Christian Estrosi, a former mayor of Nice who is now the regional president of the Côte d’Azur, issued a statement on Wednesday in which he called the behavior of the two dozen women fined for their dress this week, “unacceptable provocations” intended to “undermine the city’s police officers.” Estrosi also warned people who share images of the police ticketing women on social networks that they could be prosecuted for endangering the officers. A French photo agency that acquired the rights to the images told Libération that the photographs were “certainly not staged, as some people have alleged,” and were the work of an unnamed freelancer “who happened to be on the beach at the time,” looking for images of the ban being enforced. He was about 100 meters away from the woman when he saw the officers approach and shot the encounter using a telephoto lens. The agency, Best Image, said in a statement:
The freelancer witnessed the scene, which took place at 11 a.m. on Tuesday and lasted roughly 10 minutes.“The woman was issued with a fine and left the beach a few minutes later. That is all the photographer was able to see.

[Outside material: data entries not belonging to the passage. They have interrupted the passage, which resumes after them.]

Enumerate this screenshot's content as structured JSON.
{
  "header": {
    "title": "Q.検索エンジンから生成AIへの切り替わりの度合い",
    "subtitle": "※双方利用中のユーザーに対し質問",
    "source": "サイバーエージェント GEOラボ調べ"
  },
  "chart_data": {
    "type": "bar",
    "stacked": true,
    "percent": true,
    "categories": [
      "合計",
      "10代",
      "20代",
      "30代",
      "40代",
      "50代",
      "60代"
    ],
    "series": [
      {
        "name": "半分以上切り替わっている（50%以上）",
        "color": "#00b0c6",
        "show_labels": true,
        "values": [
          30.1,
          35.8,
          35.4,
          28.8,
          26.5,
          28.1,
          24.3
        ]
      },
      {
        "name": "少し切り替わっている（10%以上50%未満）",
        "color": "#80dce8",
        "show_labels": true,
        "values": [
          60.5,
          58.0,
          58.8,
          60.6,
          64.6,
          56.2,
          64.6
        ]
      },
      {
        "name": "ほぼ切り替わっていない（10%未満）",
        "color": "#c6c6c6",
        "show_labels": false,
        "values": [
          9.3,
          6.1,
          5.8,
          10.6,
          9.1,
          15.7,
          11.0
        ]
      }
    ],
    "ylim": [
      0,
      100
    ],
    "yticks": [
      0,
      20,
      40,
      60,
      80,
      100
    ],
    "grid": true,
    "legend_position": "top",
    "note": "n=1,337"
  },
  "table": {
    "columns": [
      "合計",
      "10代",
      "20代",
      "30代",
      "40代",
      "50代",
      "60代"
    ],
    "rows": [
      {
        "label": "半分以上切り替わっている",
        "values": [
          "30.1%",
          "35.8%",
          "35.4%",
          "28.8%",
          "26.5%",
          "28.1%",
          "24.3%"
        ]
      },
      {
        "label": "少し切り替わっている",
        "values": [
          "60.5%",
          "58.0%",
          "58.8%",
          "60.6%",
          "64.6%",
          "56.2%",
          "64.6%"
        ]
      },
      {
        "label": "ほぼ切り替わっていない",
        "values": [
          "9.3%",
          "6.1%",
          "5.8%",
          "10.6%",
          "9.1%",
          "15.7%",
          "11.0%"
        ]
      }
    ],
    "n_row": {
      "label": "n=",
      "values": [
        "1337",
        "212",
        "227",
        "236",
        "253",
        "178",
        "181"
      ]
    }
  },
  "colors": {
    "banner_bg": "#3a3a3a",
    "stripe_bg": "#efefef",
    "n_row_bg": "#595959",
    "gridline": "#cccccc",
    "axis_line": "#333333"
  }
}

Speculation that the officers could have been set up was fueled by the fact that the photographer’s name was not released, but the incident took place the same day that a French journalist, Mathilde Cusin, witnessed something worse: a woman in Cannes being fined by the police and harassed by on-lookers. That woman, a 34-year-old mother who gave her first name as Siam, told Agence France-Presse that she was given a ticket for sitting on the beach with her family, wearing a headscarf and leggings. “I had no intention of swimming,” she said. In an interview with Le Nouvel Observateur, the woman said that she was baffled at first by the police officers who told her that beach-goers were obliged to “dress properly” according to a new ordinance. When she asked the officers what that meant she was told that she could only stay on the beach if she agreed to wrap her scarf into a headband. Siam told the magazine:
My children were crying, witnessing my humiliation. Even I could not help crying. They humiliated us.

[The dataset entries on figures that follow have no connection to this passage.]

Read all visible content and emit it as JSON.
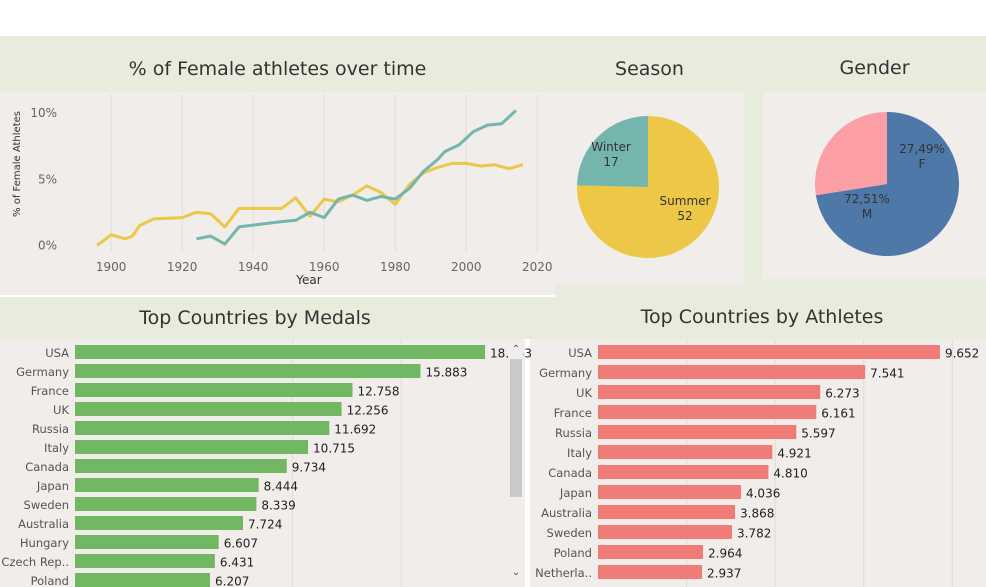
{
  "colors": {
    "band": "#e8ecdc",
    "panel": "#f0edea",
    "teal": "#74b6ae",
    "yellow": "#ecc846",
    "pie_m": "#4e78a8",
    "pie_f": "#fc9ea6",
    "green": "#72b862",
    "coral": "#f07b77"
  },
  "titles": {
    "female": "% of Female athletes over time",
    "season": "Season",
    "gender": "Gender",
    "medals": "Top Countries by Medals",
    "athletes": "Top Countries by Athletes"
  },
  "chart_data": [
    {
      "type": "line",
      "title": "% of Female athletes over time",
      "xlabel": "Year",
      "ylabel": "% of Female Athletes",
      "xlim": [
        1887,
        2025
      ],
      "ylim": [
        -0.5,
        11.6
      ],
      "xticks": [
        1900,
        1920,
        1940,
        1960,
        1980,
        2000,
        2020
      ],
      "xtick_labels": [
        "1900",
        "1920",
        "1940",
        "1960",
        "1980",
        "2000",
        "2020"
      ],
      "yticks": [
        0,
        5,
        10
      ],
      "ytick_labels": [
        "0%",
        "5%",
        "10%"
      ],
      "series": [
        {
          "color": "#ecc846",
          "x": [
            1896,
            1900,
            1904,
            1906,
            1908,
            1912,
            1920,
            1924,
            1928,
            1932,
            1936,
            1948,
            1952,
            1956,
            1960,
            1964,
            1968,
            1972,
            1976,
            1980,
            1984,
            1988,
            1992,
            1996,
            2000,
            2004,
            2008,
            2012,
            2016
          ],
          "y": [
            0,
            0.8,
            0.5,
            0.7,
            1.5,
            2.0,
            2.1,
            2.5,
            2.4,
            1.4,
            2.8,
            2.8,
            3.6,
            2.2,
            3.5,
            3.3,
            3.8,
            4.5,
            4.0,
            3.1,
            4.6,
            5.5,
            5.9,
            6.2,
            6.2,
            6.0,
            6.1,
            5.8,
            6.1
          ]
        },
        {
          "color": "#74b6ae",
          "x": [
            1924,
            1928,
            1932,
            1936,
            1948,
            1952,
            1956,
            1960,
            1964,
            1968,
            1972,
            1976,
            1980,
            1984,
            1988,
            1992,
            1994,
            1998,
            2002,
            2006,
            2010,
            2014
          ],
          "y": [
            0.5,
            0.7,
            0.1,
            1.4,
            1.8,
            1.9,
            2.5,
            2.1,
            3.5,
            3.8,
            3.4,
            3.7,
            3.5,
            4.3,
            5.6,
            6.5,
            7.1,
            7.6,
            8.6,
            9.1,
            9.2,
            10.2
          ]
        }
      ]
    },
    {
      "type": "pie",
      "title": "Season",
      "slices": [
        {
          "label": "Summer",
          "value": 52,
          "color": "#ecc846"
        },
        {
          "label": "Winter",
          "value": 17,
          "color": "#74b6ae"
        }
      ]
    },
    {
      "type": "pie",
      "title": "Gender",
      "slices": [
        {
          "label": "M",
          "value": 72.51,
          "value_label": "72,51%",
          "color": "#4e78a8"
        },
        {
          "label": "F",
          "value": 27.49,
          "value_label": "27,49%",
          "color": "#fc9ea6"
        }
      ]
    },
    {
      "type": "bar",
      "orientation": "horizontal",
      "title": "Top Countries by Medals",
      "color": "#72b862",
      "xlim": [
        0,
        20000
      ],
      "categories": [
        "USA",
        "Germany",
        "France",
        "UK",
        "Russia",
        "Italy",
        "Canada",
        "Japan",
        "Sweden",
        "Australia",
        "Hungary",
        "Czech Rep..",
        "Poland"
      ],
      "values": [
        18853,
        15883,
        12758,
        12256,
        11692,
        10715,
        9734,
        8444,
        8339,
        7724,
        6607,
        6431,
        6207
      ],
      "value_labels": [
        "18.853",
        "15.883",
        "12.758",
        "12.256",
        "11.692",
        "10.715",
        "9.734",
        "8.444",
        "8.339",
        "7.724",
        "6.607",
        "6.431",
        "6.207"
      ]
    },
    {
      "type": "bar",
      "orientation": "horizontal",
      "title": "Top Countries by Athletes",
      "color": "#f07b77",
      "xlim": [
        0,
        10500
      ],
      "categories": [
        "USA",
        "Germany",
        "UK",
        "France",
        "Russia",
        "Italy",
        "Canada",
        "Japan",
        "Australia",
        "Sweden",
        "Poland",
        "Netherla.."
      ],
      "values": [
        9652,
        7541,
        6273,
        6161,
        5597,
        4921,
        4810,
        4036,
        3868,
        3782,
        2964,
        2937
      ],
      "value_labels": [
        "9.652",
        "7.541",
        "6.273",
        "6.161",
        "5.597",
        "4.921",
        "4.810",
        "4.036",
        "3.868",
        "3.782",
        "2.964",
        "2.937"
      ]
    }
  ]
}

During her standoff with the police, a crowd of onlookers gathered. Some of them defended the woman, arguing that she was causing no harm and was not even wearing a burkini. Others, however, taunted her with racist remarks. She said:
I was stunned. I heard things no one had ever said to my face, like ‘Go home!’

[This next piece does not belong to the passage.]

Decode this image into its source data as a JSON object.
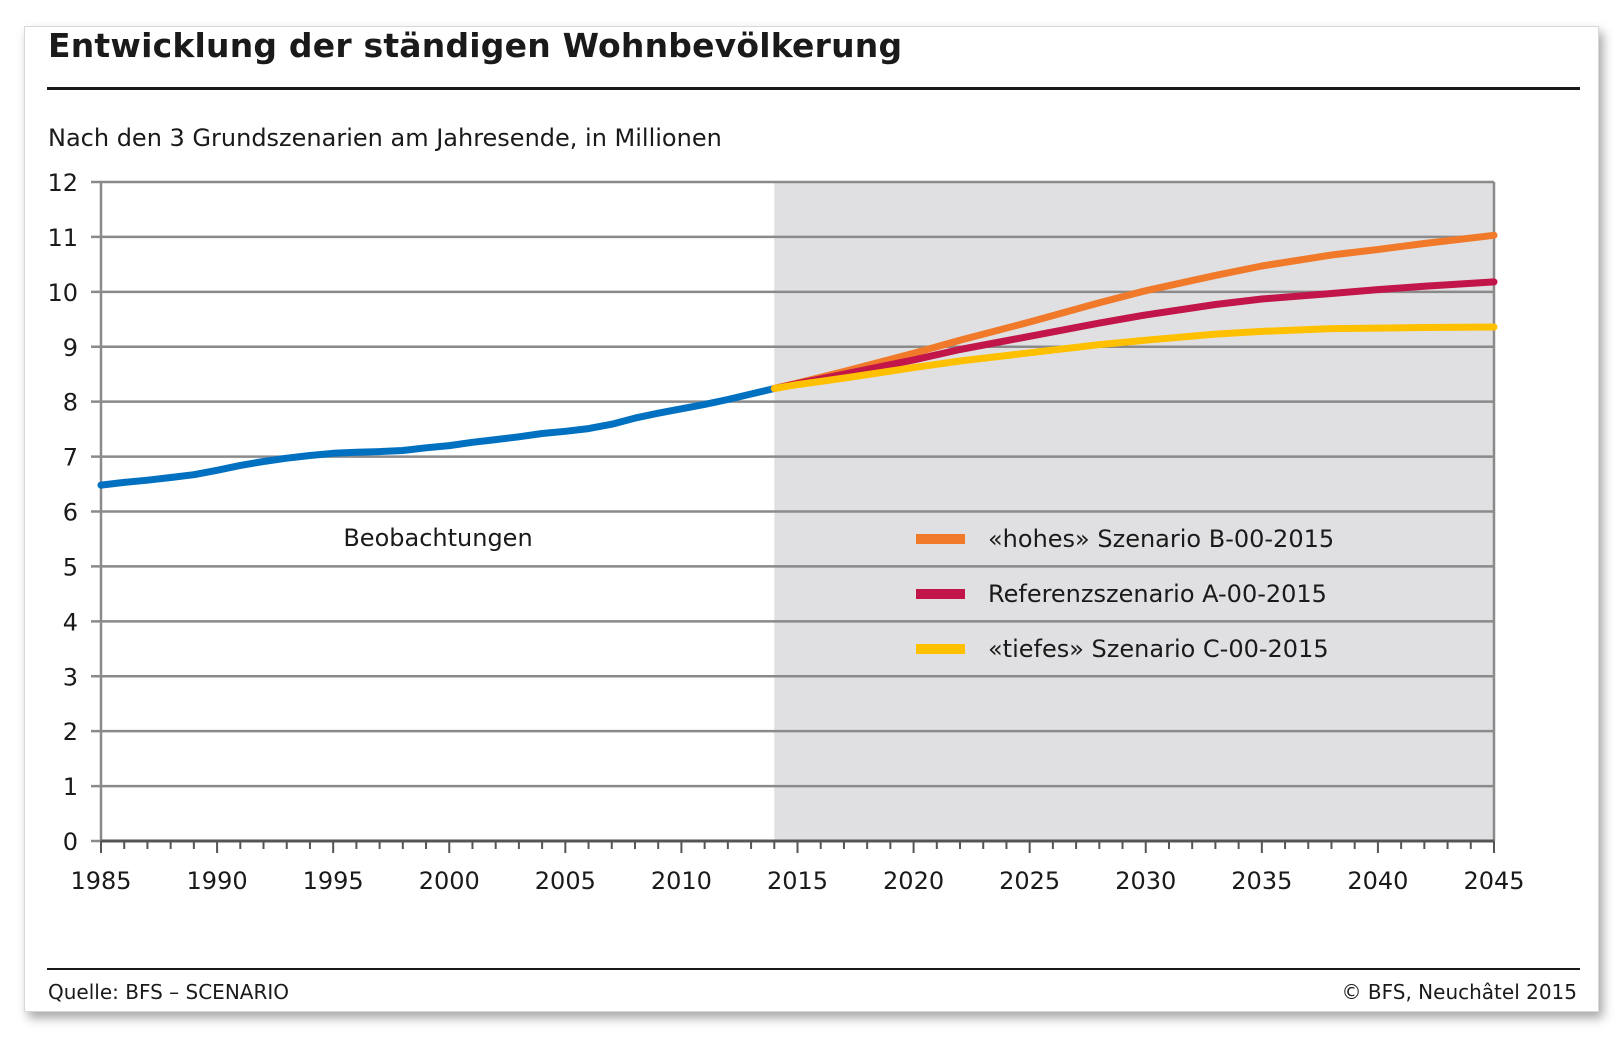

Siam, who was born to French parents in Toulouse, said that someone else added, “We are Catholics here!” Cusin told the magazine:
People demanded that she leave or remove her veil. It was pretty violent. I had the impression of watching a pack go after a woman sitting on the ground in tears with her little girl. What shocked me is that it was mostly people in their thirties, not the elderly as one might imagine.
Siam told Al Jazeera’s AJ+ later in a video interview:
In the country of human rights, I see no trace of the principles of liberty, equality and fraternity. I am outraged that this could happen in France. Today we are banned from the beach. Tomorrow it will be the street. We are women. We are adults. And if the headscarf is a personal choice, and if women want to wear it, why stop them?